Congress often moves slowly to change tax and spending laws when circumstances change, but there are ways to design legislation to anticipate and prevent the tendency towards “policy drift.”

SUMMARY
Congress often moves slowly to change tax and spending laws when circumstances change, but there are ways to design legislation to anticipate and prevent the tendency towards “policy drift.”

Enactment of major pieces of legislation tends to be followed by periods of legislative stasis, even when economic conditions change. Policies during the Great Recession are an example of this. The Great Recession proved significantly deeper than forecasters had predicted, when the American Recovery And Reinvestment Act was enacted, but but as new information became available, Congress did little to alter the fiscal stimulus in response, other than to continue some expiring provisions.

There are ways to design legislation to anticipate and prevent the tendency towards “policy drift.” This paper identifies four mechanisms: delegation of legislative authority to administrative agencies, triggers that either automatically adjust policy for changed circumstances or try to force an issue onto Congress’s agenda, expirations of legislation that sunset laws on a predetermined date, and indexing to adjust policy in discrete increments in response to changes in conditions.
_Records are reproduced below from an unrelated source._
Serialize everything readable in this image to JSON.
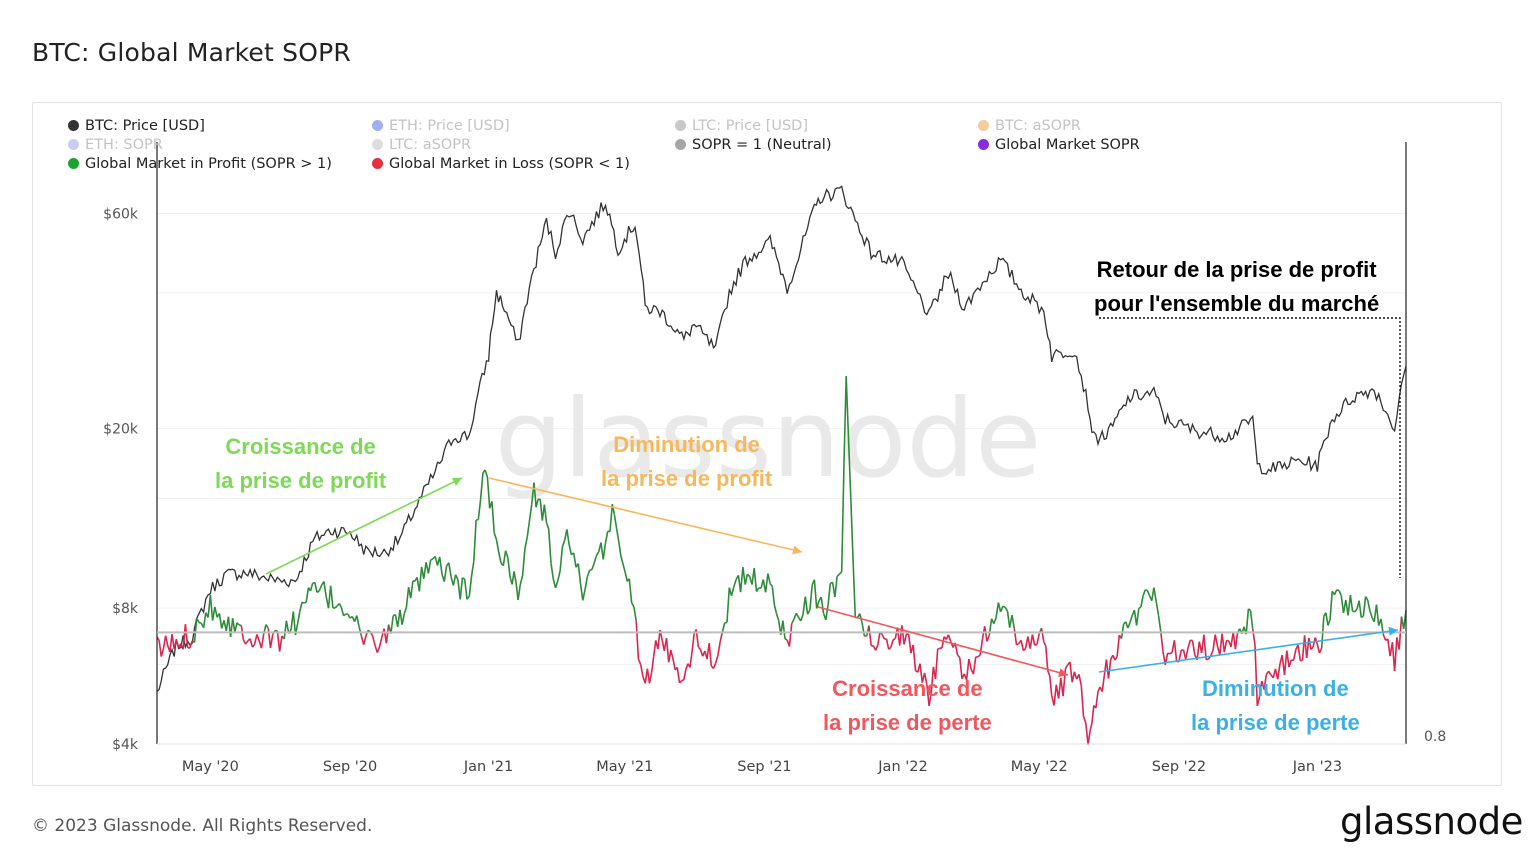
{
  "title": "BTC: Global Market SOPR",
  "footer": {
    "copyright": "© 2023 Glassnode. All Rights Reserved.",
    "brand": "glassnode",
    "watermark": "glassnode"
  },
  "legend": [
    {
      "label": "BTC: Price [USD]",
      "color": "#333333",
      "active": true
    },
    {
      "label": "ETH: Price [USD]",
      "color": "#9fb0f0",
      "active": false
    },
    {
      "label": "LTC: Price [USD]",
      "color": "#c8c8c8",
      "active": false
    },
    {
      "label": "BTC: aSOPR",
      "color": "#f6cba0",
      "active": false
    },
    {
      "label": "ETH: SOPR",
      "color": "#c9cdf2",
      "active": false
    },
    {
      "label": "LTC: aSOPR",
      "color": "#dddddd",
      "active": false
    },
    {
      "label": "SOPR = 1 (Neutral)",
      "color": "#a6a6a6",
      "active": true
    },
    {
      "label": "Global Market SOPR",
      "color": "#8a2be2",
      "active": true
    },
    {
      "label": "Global Market in Profit (SOPR > 1)",
      "color": "#1aa52e",
      "active": true
    },
    {
      "label": "Global Market in Loss (SOPR < 1)",
      "color": "#e8303a",
      "active": true
    }
  ],
  "annotations": {
    "profit_growth": {
      "line1": "Croissance de",
      "line2": "la prise de profit",
      "color": "#7ed957"
    },
    "profit_decline": {
      "line1": "Diminution de",
      "line2": "la prise de profit",
      "color": "#f7b85c"
    },
    "loss_growth": {
      "line1": "Croissance de",
      "line2": "la prise de perte",
      "color": "#f0575e"
    },
    "loss_decline": {
      "line1": "Diminution de",
      "line2": "la prise de perte",
      "color": "#3bb0e8"
    },
    "return_profit": {
      "line1": "Retour de la prise de profit",
      "line2": "pour l'ensemble du marché",
      "color": "#000000"
    }
  },
  "chart_data": {
    "type": "line",
    "x_ticks": [
      "May '20",
      "Sep '20",
      "Jan '21",
      "May '21",
      "Sep '21",
      "Jan '22",
      "May '22",
      "Sep '22",
      "Jan '23"
    ],
    "y_left": {
      "scale": "log",
      "tick_labels": [
        "$4k",
        "$8k",
        "$20k",
        "$60k"
      ],
      "tick_values": [
        4000,
        8000,
        20000,
        60000
      ],
      "range": [
        4000,
        69000
      ]
    },
    "y_right": {
      "tick_labels": [
        "0.8"
      ],
      "tick_values": [
        0.8
      ],
      "range": [
        0.8,
        1.8
      ]
    },
    "x_range": [
      "2020-03-15",
      "2023-03-20"
    ],
    "neutral_line": 1.0,
    "series": [
      {
        "name": "BTC: Price [USD]",
        "axis": "left",
        "color": "#333333",
        "points": [
          [
            "2020-03-15",
            5200
          ],
          [
            "2020-04-01",
            6600
          ],
          [
            "2020-04-15",
            6900
          ],
          [
            "2020-05-01",
            8800
          ],
          [
            "2020-05-15",
            9500
          ],
          [
            "2020-06-01",
            9600
          ],
          [
            "2020-06-15",
            9400
          ],
          [
            "2020-07-01",
            9200
          ],
          [
            "2020-07-15",
            9200
          ],
          [
            "2020-08-01",
            11400
          ],
          [
            "2020-08-15",
            11900
          ],
          [
            "2020-09-01",
            11800
          ],
          [
            "2020-09-15",
            10700
          ],
          [
            "2020-10-01",
            10600
          ],
          [
            "2020-10-15",
            11400
          ],
          [
            "2020-11-01",
            13800
          ],
          [
            "2020-11-15",
            16000
          ],
          [
            "2020-12-01",
            19200
          ],
          [
            "2020-12-15",
            19300
          ],
          [
            "2021-01-01",
            29000
          ],
          [
            "2021-01-08",
            40000
          ],
          [
            "2021-01-15",
            37000
          ],
          [
            "2021-01-27",
            30500
          ],
          [
            "2021-02-10",
            45000
          ],
          [
            "2021-02-21",
            57500
          ],
          [
            "2021-03-01",
            49000
          ],
          [
            "2021-03-13",
            61000
          ],
          [
            "2021-03-25",
            52500
          ],
          [
            "2021-04-14",
            63500
          ],
          [
            "2021-04-25",
            50000
          ],
          [
            "2021-05-10",
            57000
          ],
          [
            "2021-05-19",
            37000
          ],
          [
            "2021-06-01",
            36500
          ],
          [
            "2021-06-22",
            31500
          ],
          [
            "2021-07-01",
            34000
          ],
          [
            "2021-07-20",
            29800
          ],
          [
            "2021-08-01",
            40000
          ],
          [
            "2021-08-15",
            47000
          ],
          [
            "2021-09-06",
            52000
          ],
          [
            "2021-09-21",
            41000
          ],
          [
            "2021-10-01",
            48000
          ],
          [
            "2021-10-15",
            61000
          ],
          [
            "2021-10-20",
            65000
          ],
          [
            "2021-11-08",
            67500
          ],
          [
            "2021-11-20",
            58000
          ],
          [
            "2021-12-04",
            49000
          ],
          [
            "2021-12-31",
            46500
          ],
          [
            "2022-01-10",
            41500
          ],
          [
            "2022-01-24",
            35500
          ],
          [
            "2022-02-10",
            44000
          ],
          [
            "2022-02-24",
            37000
          ],
          [
            "2022-03-28",
            47300
          ],
          [
            "2022-04-15",
            40500
          ],
          [
            "2022-05-05",
            36500
          ],
          [
            "2022-05-12",
            29000
          ],
          [
            "2022-06-01",
            30000
          ],
          [
            "2022-06-13",
            22500
          ],
          [
            "2022-06-18",
            19000
          ],
          [
            "2022-07-01",
            19500
          ],
          [
            "2022-07-20",
            23500
          ],
          [
            "2022-08-10",
            24000
          ],
          [
            "2022-08-20",
            21000
          ],
          [
            "2022-09-15",
            19800
          ],
          [
            "2022-10-15",
            19200
          ],
          [
            "2022-11-05",
            21000
          ],
          [
            "2022-11-09",
            16500
          ],
          [
            "2022-11-25",
            16300
          ],
          [
            "2022-12-15",
            17000
          ],
          [
            "2023-01-01",
            16600
          ],
          [
            "2023-01-14",
            21000
          ],
          [
            "2023-02-01",
            23500
          ],
          [
            "2023-02-20",
            24500
          ],
          [
            "2023-03-10",
            20000
          ],
          [
            "2023-03-20",
            27500
          ]
        ]
      },
      {
        "name": "Global Market SOPR",
        "axis": "right",
        "color_profit": "#2e8b3a",
        "color_loss": "#d9254f",
        "points": [
          [
            "2020-03-15",
            0.97
          ],
          [
            "2020-04-01",
            0.98
          ],
          [
            "2020-04-15",
            1.0
          ],
          [
            "2020-05-01",
            1.05
          ],
          [
            "2020-05-15",
            1.02
          ],
          [
            "2020-06-01",
            1.0
          ],
          [
            "2020-06-15",
            0.99
          ],
          [
            "2020-07-01",
            0.99
          ],
          [
            "2020-07-15",
            1.02
          ],
          [
            "2020-08-01",
            1.08
          ],
          [
            "2020-08-15",
            1.06
          ],
          [
            "2020-09-01",
            1.04
          ],
          [
            "2020-09-15",
            0.98
          ],
          [
            "2020-10-01",
            0.99
          ],
          [
            "2020-10-15",
            1.03
          ],
          [
            "2020-11-01",
            1.09
          ],
          [
            "2020-11-15",
            1.12
          ],
          [
            "2020-12-01",
            1.1
          ],
          [
            "2020-12-15",
            1.06
          ],
          [
            "2020-12-27",
            1.3
          ],
          [
            "2021-01-10",
            1.15
          ],
          [
            "2021-01-20",
            1.12
          ],
          [
            "2021-01-27",
            1.06
          ],
          [
            "2021-02-10",
            1.25
          ],
          [
            "2021-02-21",
            1.2
          ],
          [
            "2021-03-01",
            1.08
          ],
          [
            "2021-03-13",
            1.18
          ],
          [
            "2021-03-25",
            1.06
          ],
          [
            "2021-04-14",
            1.16
          ],
          [
            "2021-04-20",
            1.22
          ],
          [
            "2021-05-05",
            1.08
          ],
          [
            "2021-05-19",
            0.9
          ],
          [
            "2021-06-01",
            0.99
          ],
          [
            "2021-06-22",
            0.92
          ],
          [
            "2021-07-01",
            0.99
          ],
          [
            "2021-07-20",
            0.95
          ],
          [
            "2021-08-01",
            1.06
          ],
          [
            "2021-08-15",
            1.1
          ],
          [
            "2021-09-06",
            1.08
          ],
          [
            "2021-09-21",
            0.98
          ],
          [
            "2021-10-01",
            1.04
          ],
          [
            "2021-10-15",
            1.07
          ],
          [
            "2021-10-25",
            1.04
          ],
          [
            "2021-11-08",
            1.12
          ],
          [
            "2021-11-12",
            1.46
          ],
          [
            "2021-11-20",
            1.05
          ],
          [
            "2021-12-04",
            0.98
          ],
          [
            "2021-12-31",
            1.0
          ],
          [
            "2022-01-10",
            0.96
          ],
          [
            "2022-01-24",
            0.89
          ],
          [
            "2022-02-10",
            1.02
          ],
          [
            "2022-02-24",
            0.92
          ],
          [
            "2022-03-28",
            1.04
          ],
          [
            "2022-04-15",
            0.98
          ],
          [
            "2022-05-05",
            1.0
          ],
          [
            "2022-05-12",
            0.87
          ],
          [
            "2022-06-01",
            0.94
          ],
          [
            "2022-06-13",
            0.82
          ],
          [
            "2022-06-18",
            0.86
          ],
          [
            "2022-07-01",
            0.94
          ],
          [
            "2022-07-20",
            1.02
          ],
          [
            "2022-08-10",
            1.08
          ],
          [
            "2022-08-20",
            0.96
          ],
          [
            "2022-09-15",
            0.97
          ],
          [
            "2022-10-15",
            0.98
          ],
          [
            "2022-11-05",
            1.03
          ],
          [
            "2022-11-09",
            0.88
          ],
          [
            "2022-11-25",
            0.93
          ],
          [
            "2022-12-15",
            0.97
          ],
          [
            "2023-01-01",
            0.97
          ],
          [
            "2023-01-14",
            1.06
          ],
          [
            "2023-02-01",
            1.05
          ],
          [
            "2023-02-20",
            1.04
          ],
          [
            "2023-03-10",
            0.95
          ],
          [
            "2023-03-20",
            1.04
          ]
        ]
      }
    ]
  }
}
Each has its advantages and disadvantages, but on balance, triggers that automatically adjust policy to new circumstances tend to be most effective in preventing policy drift, particularly for countercyclical policy and Social Security. When economic conditions deteriorate, triggers could be in place that would automatically adjust levels of aid to states and federal infrastructure spending, provide tax cuts, and adjust the length of eligibility for unemployment benefits. In order to maintain the solvency of Social Security, benefits and taxes could be indexed to changes in estimates of the program’s solvency over 75 years. When there is a projected shortfall or surplus, the law could trigger adjustments in benefits and taxes to compensate.

With respect to Medicare, a combination of indexing on the revenue side, and increased delegation on the spending side is recommended. Medicare revenues would be indexed to health cost growth through a combination of payroll taxes and income taxes in order to maintain the current mixed financing system. To keep payments in check, mechanisms like the Independent Payment Advisory Board could be expanded and strengthened.